Compute minimum passes to collect numbers

Company: Amazon

Role: Software Engineer

Category: Coding & Algorithms

Difficulty: Medium

Interview Round: Take-home Project

##### Question You are given an array shelf of n distinct integers that is a permutation of 1…n. Starting with target = 1, you repeatedly scan shelf from left to right: While scanning, if the current element equals target, you collect it and immediately increment target (target += 1). You never move left during a scan. When you reach the end of the array, if target ≤ n, you start a new full left-to-right pass and continue looking for the current target. Return the minimum number of full passes required to collect all numbers 1…n. Example: shelf = [3,1,5,4,2] → 3 passes (collect 1,2 in pass 1; 3,4 in pass 2; 5 in pass 3). Design an O(n) algorithm and implement it.

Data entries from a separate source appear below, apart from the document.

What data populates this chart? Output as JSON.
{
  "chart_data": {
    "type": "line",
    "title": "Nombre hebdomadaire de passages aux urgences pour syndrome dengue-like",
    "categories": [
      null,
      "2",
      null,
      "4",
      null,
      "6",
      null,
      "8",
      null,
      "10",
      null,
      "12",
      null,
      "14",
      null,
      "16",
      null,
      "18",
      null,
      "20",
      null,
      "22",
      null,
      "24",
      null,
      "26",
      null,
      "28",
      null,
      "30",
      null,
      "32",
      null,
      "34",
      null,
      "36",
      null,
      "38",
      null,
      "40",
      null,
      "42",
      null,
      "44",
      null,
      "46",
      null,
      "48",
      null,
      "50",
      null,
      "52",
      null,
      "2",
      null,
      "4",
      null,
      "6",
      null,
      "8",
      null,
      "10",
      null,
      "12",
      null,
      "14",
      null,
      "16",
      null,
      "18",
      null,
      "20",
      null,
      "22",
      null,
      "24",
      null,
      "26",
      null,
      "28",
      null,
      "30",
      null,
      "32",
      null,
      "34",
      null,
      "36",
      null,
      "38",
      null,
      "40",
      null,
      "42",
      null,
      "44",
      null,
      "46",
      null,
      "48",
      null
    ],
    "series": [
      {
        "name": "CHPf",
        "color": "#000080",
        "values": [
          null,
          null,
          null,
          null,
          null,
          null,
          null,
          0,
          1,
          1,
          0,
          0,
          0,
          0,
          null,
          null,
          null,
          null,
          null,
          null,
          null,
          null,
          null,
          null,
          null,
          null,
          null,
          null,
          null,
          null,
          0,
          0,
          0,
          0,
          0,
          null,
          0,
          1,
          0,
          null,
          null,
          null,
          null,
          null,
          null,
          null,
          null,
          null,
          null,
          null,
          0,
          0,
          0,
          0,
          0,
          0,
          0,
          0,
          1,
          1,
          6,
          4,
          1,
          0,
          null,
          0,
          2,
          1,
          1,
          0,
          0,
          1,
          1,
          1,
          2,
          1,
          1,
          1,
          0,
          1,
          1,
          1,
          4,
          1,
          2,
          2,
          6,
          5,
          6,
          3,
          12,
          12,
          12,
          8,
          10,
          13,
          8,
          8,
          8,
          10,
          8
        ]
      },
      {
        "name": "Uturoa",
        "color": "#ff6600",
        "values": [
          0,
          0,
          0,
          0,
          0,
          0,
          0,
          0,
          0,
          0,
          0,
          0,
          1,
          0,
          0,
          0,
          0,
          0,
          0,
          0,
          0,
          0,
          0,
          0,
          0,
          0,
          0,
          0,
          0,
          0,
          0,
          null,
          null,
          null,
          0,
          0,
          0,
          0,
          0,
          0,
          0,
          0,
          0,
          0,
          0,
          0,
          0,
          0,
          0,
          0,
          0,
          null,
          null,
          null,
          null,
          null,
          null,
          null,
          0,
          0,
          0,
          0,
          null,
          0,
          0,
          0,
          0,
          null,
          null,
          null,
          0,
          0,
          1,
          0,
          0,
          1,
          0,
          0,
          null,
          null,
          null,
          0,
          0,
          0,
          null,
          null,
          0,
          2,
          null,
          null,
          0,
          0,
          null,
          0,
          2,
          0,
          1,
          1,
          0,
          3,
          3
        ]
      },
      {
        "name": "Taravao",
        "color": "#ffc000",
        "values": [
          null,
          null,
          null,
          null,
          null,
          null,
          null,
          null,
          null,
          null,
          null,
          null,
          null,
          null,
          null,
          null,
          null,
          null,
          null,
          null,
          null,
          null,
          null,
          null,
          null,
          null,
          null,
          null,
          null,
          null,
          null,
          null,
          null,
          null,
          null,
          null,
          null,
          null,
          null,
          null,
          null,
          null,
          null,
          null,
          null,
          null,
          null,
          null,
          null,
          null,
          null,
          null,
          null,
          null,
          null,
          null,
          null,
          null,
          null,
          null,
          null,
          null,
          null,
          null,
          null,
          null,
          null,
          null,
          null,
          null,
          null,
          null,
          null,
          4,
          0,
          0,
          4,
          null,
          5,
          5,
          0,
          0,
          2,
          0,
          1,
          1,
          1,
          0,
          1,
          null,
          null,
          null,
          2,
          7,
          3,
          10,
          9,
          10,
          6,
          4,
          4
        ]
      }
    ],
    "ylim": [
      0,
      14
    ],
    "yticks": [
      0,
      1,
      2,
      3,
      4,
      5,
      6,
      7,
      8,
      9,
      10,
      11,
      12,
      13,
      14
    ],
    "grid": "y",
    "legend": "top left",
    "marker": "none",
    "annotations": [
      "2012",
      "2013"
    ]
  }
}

Quick Answer: This question evaluates a candidate's ability to analyze array traversal patterns, permutation properties, and algorithmic efficiency, specifically reasoning about linear-time operations and state tracking across multiple left-to-right passes.

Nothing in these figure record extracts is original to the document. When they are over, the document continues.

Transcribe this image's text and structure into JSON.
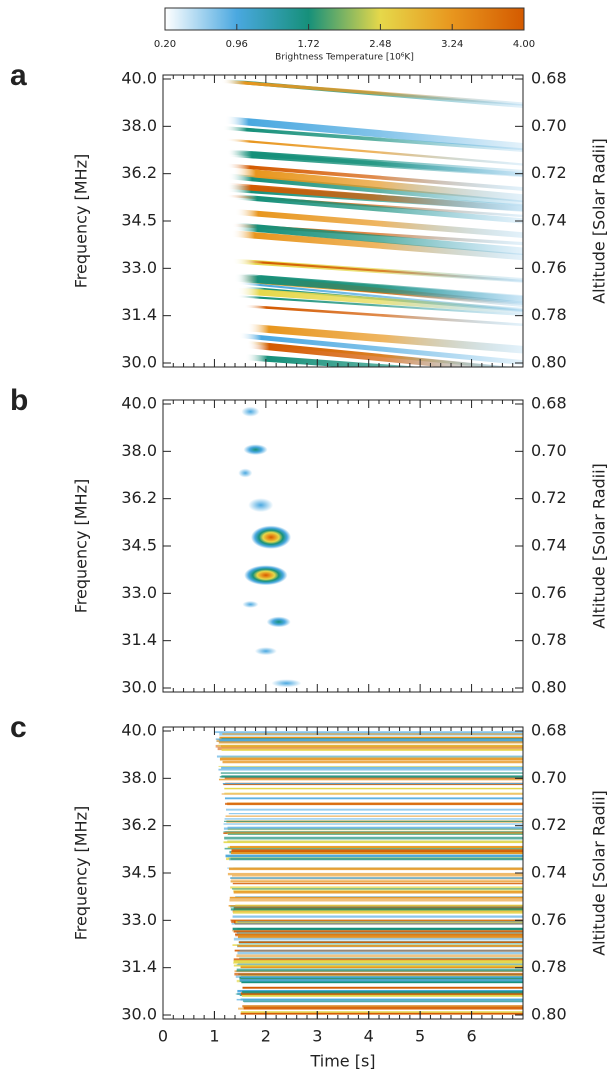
{
  "colorbar": {
    "label": "Brightness Temperature [10⁶K]",
    "lim": [
      0.2,
      4
    ],
    "ticks": [
      {
        "value": 0.2,
        "label": "0.20"
      },
      {
        "value": 0.96,
        "label": "0.96"
      },
      {
        "value": 1.72,
        "label": "1.72"
      },
      {
        "value": 2.48,
        "label": "2.48"
      },
      {
        "value": 3.24,
        "label": "3.24"
      },
      {
        "value": 4,
        "label": "4.00"
      }
    ],
    "colormap": [
      "#ffffff",
      "#4aa8e0",
      "#16907a",
      "#e6d84a",
      "#e8961e",
      "#d45a00"
    ]
  },
  "chart_data": [
    {
      "type": "heatmap",
      "panel_label": "a",
      "ylabel": "Frequency [MHz]",
      "y2label": "Altitude [Solar Radii]",
      "yticks": [
        {
          "value": 40,
          "label": "40.0"
        },
        {
          "value": 38,
          "label": "38.0"
        },
        36.2,
        34.5,
        {
          "value": 33,
          "label": "33.0"
        },
        31.4,
        {
          "value": 30,
          "label": "30.0"
        }
      ],
      "y2lim": [
        0.68,
        0.8
      ],
      "y2ticks": [
        0.68,
        {
          "value": 0.7,
          "label": "0.70"
        },
        0.72,
        0.74,
        0.76,
        0.78,
        {
          "value": 0.8,
          "label": "0.80"
        }
      ],
      "xlim": [
        0,
        7
      ]
    },
    {
      "type": "heatmap",
      "panel_label": "b",
      "ylabel": "Frequency [MHz]",
      "y2label": "Altitude [Solar Radii]",
      "yticks": [
        {
          "value": 40,
          "label": "40.0"
        },
        {
          "value": 38,
          "label": "38.0"
        },
        36.2,
        34.5,
        {
          "value": 33,
          "label": "33.0"
        },
        31.4,
        {
          "value": 30,
          "label": "30.0"
        }
      ],
      "y2lim": [
        0.68,
        0.8
      ],
      "y2ticks": [
        0.68,
        {
          "value": 0.7,
          "label": "0.70"
        },
        0.72,
        0.74,
        0.76,
        0.78,
        {
          "value": 0.8,
          "label": "0.80"
        }
      ],
      "xlim": [
        0,
        7
      ]
    },
    {
      "type": "heatmap",
      "panel_label": "c",
      "ylabel": "Frequency [MHz]",
      "y2label": "Altitude [Solar Radii]",
      "yticks": [
        {
          "value": 40,
          "label": "40.0"
        },
        {
          "value": 38,
          "label": "38.0"
        },
        36.2,
        34.5,
        {
          "value": 33,
          "label": "33.0"
        },
        31.4,
        {
          "value": 30,
          "label": "30.0"
        }
      ],
      "y2lim": [
        0.68,
        0.8
      ],
      "y2ticks": [
        0.68,
        {
          "value": 0.7,
          "label": "0.70"
        },
        0.72,
        0.74,
        0.76,
        0.78,
        {
          "value": 0.8,
          "label": "0.80"
        }
      ],
      "xlim": [
        0,
        7
      ],
      "xticks": [
        0,
        1,
        2,
        3,
        4,
        5,
        6
      ],
      "xlabel": "Time [s]"
    }
  ]
}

You are given an array shelf of n distinct integers that is a permutation of 1..n. Starting with target = 1, you repeatedly scan shelf from left to right in full passes. During a pass, whenever you encounter the current target, you collect it and immediately increment target by 1. You never move left within a pass. If after reaching the end target <= n, you start a new full pass. Return the minimum number of full passes needed to collect all numbers 1..n.

Constraints

1 <= n <= 200000
shelf is a permutation of integers 1..n
Time complexity should be O(n)
Space complexity should be O(n)

Solution

from typing import List

def min_passes_to_collect(shelf: List[int]) -> int:
    n = len(shelf)
    if n == 0:
        return 0
    pos = [0] * (n + 1)
    for i, v in enumerate(shelf):
        pos[v] = i
    passes = 1
    for x in range(1, n):
        if pos[x] > pos[x + 1]:
            passes += 1
    return passes

Explanation

Map each value v in 1..n to its index pos[v] in shelf. While scanning for 1..n in order, you can continue within the same pass as long as pos[i] < pos[i+1]. Whenever pos[i] > pos[i+1], you must start a new pass. Therefore, the number of passes equals 1 plus the count of such inversions between consecutive values.

Time complexity: O(n). Space complexity: O(n).

Hints

Track the index (position) of each value 1..n in shelf.
If position[i] < position[i+1], you can collect i and i+1 in the same pass; otherwise, you need a new pass.
The answer equals 1 plus the number of i in [1..n-1] where position[i] > position[i+1].

Quick Overview

This question evaluates a candidate's ability to analyze array traversal patterns, permutation properties, and algorithmic efficiency, specifically reasoning about linear-time operations and state tracking across multiple left-to-right passes.